Les Hutu, en majorité cultivateurs, se disent peuple majoritaire, paysans dominés par les Tutsi, plutôt éleveurs mais dont certains sont riches. Déjà écartés des principaux postes, les Tutsi subissent la loi des quotas – par exemple, 10 % d’élèves Tutsi au lycée – et les Hutus veulent encore se venger, poursuivre l’horrible épuration des années précédentes, traitant leur frères d’Inyenzi, de cafards, pour pouvoir les détruire.
Scholastique Mukasonga raconte l’histoire de ce lycée pour jeunes filles de la haute société. S’inspirant de ce qu’elle a elle-même vécu, elle imagine cet établissement construit spécialement près d’une des sources du Nil, à 2 500 m d’altitude. Elle émaille son récit de quantité de mots de la langue du pays, le kinyarwanda, alors que le swahili est écarté par les Hutu parce que parlé par des musulmans. Surtout, elle fait bien comprendre que ce sont les Blancs, les colons, qui se sont évertués à créer des races parmi les indigènes qu’ils rencontraient et traitaient avec beaucoup de condescendance. Des mesures, des arguments pseudo-scientifiques étayaient leurs théories et nous savons tout le mal, tous les morts que de telles classifications ont causés un peu partout dans le monde.
Alors, j’ai suivi ces jeunes filles comme Gloriosa, Goretti, Immaculée, Godelive, Frida, Veronica, Virginie, principales protagonistes d’une histoire tragique plongée dans les traditions d’un peuple, perverti par les Blancs, qu’il ne cesse de vouloir imiter. Je précise que les vrais prénoms de ces filles sont bien différents mais il leur faut un prénom plus européen pour l’école…
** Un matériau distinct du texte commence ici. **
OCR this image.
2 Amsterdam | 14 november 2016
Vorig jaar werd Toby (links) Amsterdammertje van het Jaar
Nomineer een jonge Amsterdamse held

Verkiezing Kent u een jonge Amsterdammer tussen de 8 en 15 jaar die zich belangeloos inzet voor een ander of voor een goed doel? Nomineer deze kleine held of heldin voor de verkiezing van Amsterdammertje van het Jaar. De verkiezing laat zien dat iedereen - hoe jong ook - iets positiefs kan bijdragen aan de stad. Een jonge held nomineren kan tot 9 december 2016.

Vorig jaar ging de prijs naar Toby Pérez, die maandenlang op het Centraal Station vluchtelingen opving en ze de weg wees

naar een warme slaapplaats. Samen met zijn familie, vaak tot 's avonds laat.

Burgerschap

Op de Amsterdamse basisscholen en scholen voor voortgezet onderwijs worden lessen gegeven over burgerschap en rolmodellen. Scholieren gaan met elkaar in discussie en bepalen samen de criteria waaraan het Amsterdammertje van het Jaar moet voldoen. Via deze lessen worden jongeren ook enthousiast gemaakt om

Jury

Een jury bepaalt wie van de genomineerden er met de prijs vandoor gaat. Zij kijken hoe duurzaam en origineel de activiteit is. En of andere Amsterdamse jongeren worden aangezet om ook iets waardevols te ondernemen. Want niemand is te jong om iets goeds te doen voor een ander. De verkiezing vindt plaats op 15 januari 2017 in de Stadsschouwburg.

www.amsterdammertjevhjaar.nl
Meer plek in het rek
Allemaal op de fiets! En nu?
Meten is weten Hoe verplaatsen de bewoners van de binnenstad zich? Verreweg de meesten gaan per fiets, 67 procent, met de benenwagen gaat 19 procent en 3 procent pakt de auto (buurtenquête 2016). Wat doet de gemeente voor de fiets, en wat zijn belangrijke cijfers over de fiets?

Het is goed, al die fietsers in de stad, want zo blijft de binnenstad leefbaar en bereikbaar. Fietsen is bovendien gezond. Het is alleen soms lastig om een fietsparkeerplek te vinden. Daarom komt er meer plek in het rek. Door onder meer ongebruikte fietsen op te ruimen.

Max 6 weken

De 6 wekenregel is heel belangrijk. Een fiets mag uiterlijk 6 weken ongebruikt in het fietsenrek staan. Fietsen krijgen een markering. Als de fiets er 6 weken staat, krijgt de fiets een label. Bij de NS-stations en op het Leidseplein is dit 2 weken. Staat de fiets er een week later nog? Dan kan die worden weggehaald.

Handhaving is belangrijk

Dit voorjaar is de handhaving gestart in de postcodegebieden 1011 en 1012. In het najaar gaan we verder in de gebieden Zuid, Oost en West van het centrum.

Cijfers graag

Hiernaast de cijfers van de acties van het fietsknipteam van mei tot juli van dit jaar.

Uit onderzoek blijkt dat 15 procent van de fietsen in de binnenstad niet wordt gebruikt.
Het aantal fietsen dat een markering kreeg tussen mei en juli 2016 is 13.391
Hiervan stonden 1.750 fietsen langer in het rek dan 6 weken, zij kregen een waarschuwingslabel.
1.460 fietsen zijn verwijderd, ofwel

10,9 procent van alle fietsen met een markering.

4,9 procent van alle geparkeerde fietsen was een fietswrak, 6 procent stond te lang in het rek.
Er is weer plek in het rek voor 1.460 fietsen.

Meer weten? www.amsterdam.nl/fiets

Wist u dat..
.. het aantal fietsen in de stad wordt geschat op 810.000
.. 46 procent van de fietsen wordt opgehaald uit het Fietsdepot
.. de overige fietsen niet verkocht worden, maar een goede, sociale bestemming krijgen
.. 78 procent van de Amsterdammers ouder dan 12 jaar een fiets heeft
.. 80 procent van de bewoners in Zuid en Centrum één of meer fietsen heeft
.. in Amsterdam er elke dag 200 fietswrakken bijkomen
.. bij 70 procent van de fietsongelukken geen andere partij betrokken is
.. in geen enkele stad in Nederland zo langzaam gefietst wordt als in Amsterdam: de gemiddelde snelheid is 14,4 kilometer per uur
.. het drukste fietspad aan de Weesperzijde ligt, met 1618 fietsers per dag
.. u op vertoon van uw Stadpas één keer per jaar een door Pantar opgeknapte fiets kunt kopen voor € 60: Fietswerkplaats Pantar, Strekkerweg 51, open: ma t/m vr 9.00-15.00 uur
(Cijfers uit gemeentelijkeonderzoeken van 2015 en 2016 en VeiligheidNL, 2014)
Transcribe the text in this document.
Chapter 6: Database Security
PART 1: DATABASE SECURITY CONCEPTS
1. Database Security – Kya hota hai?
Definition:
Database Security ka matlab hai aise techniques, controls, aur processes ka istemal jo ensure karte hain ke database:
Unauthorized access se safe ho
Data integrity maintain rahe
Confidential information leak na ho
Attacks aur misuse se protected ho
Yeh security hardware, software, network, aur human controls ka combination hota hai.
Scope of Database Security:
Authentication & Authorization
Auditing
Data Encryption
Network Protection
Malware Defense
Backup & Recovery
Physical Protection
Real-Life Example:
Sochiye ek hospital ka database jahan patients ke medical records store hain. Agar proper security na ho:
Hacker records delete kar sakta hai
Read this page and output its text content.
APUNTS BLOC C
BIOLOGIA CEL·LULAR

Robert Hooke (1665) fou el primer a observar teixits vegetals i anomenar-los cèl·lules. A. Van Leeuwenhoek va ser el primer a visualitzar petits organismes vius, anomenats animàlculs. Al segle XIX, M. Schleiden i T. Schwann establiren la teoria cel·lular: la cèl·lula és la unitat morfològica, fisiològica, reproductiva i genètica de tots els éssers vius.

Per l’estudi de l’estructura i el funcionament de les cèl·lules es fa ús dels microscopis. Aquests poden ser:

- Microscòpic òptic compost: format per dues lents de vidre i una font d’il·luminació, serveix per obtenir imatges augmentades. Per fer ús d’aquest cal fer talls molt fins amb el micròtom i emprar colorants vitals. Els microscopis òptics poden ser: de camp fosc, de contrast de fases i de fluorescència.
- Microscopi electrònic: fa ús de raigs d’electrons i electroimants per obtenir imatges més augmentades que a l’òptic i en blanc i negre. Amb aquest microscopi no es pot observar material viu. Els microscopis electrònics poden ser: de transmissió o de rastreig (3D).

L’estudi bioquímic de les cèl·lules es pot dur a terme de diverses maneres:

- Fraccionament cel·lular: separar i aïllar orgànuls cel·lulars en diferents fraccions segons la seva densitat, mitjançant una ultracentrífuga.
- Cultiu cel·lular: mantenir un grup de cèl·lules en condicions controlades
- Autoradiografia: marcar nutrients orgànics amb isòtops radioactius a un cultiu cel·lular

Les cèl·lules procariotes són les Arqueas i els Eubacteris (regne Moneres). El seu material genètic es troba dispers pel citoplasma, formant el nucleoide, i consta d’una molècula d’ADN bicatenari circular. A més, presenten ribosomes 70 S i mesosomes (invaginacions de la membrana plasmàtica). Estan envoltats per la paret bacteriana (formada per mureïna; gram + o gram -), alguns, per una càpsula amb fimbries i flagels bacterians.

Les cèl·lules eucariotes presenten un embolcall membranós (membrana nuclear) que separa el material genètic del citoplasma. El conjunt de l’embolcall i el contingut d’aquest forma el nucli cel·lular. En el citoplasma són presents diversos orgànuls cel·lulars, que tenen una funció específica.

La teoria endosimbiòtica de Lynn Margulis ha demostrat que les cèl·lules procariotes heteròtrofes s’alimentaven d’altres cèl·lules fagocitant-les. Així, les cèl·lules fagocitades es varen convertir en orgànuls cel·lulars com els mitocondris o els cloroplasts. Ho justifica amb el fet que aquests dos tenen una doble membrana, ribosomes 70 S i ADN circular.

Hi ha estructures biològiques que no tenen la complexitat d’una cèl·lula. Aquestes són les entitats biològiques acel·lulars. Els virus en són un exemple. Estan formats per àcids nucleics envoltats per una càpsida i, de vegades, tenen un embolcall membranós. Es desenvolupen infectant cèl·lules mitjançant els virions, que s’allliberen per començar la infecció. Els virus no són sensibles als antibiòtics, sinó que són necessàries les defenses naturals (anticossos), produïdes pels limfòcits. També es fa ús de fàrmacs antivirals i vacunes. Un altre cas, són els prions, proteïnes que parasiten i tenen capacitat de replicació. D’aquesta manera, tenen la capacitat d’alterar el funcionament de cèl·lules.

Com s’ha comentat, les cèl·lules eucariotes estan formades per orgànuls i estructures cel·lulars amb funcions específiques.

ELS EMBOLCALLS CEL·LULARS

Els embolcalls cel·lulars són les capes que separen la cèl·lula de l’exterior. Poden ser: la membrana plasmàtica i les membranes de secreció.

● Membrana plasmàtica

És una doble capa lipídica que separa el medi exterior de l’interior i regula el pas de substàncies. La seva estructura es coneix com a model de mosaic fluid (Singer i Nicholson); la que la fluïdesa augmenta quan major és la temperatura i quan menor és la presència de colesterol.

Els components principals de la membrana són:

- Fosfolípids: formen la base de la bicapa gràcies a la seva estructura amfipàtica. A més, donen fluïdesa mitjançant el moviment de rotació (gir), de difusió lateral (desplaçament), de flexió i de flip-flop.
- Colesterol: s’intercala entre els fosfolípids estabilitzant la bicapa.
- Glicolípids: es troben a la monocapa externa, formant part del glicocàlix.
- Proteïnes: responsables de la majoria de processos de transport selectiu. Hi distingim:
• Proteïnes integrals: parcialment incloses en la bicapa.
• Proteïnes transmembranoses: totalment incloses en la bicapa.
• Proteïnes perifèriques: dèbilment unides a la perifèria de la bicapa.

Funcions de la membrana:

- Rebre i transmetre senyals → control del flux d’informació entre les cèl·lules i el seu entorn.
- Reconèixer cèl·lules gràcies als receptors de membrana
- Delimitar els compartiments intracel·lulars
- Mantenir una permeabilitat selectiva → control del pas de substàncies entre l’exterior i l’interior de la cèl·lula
Le lycée est catholique, religion imposée, dirigée par une mère supérieure et un aumônier hutu, un pervers, qui ne fait qu’attiser les haines. Parmi les profs, trois coopérants français sont bien pâlots, sauf M. Legrand qui fait sensation avec ses longs cheveux blonds. Je dois aussi citer M. de Fontenaille, sorte d’illuminé qui a tenté de faire fortune dans le café et qui s’obstine à relier l’histoire des Tutsi à la Haute-Égypte.
J’ajoute enfin que j’ai apprécié l’épisode des gorilles, absent du film, très instructif pour le rapport des Rwandais avec la nature et la vie sauvage.
Notre-Dame du Nil est un roman superbement écrit, passionnant, instructif, précieux pour l’Histoire mais que c’est dur de constater tous les dégâts causés par nous, les Européens, sur le continent africain, en croyant apporter la civilisation alors que nous ne faisions que détruire celle qui existait.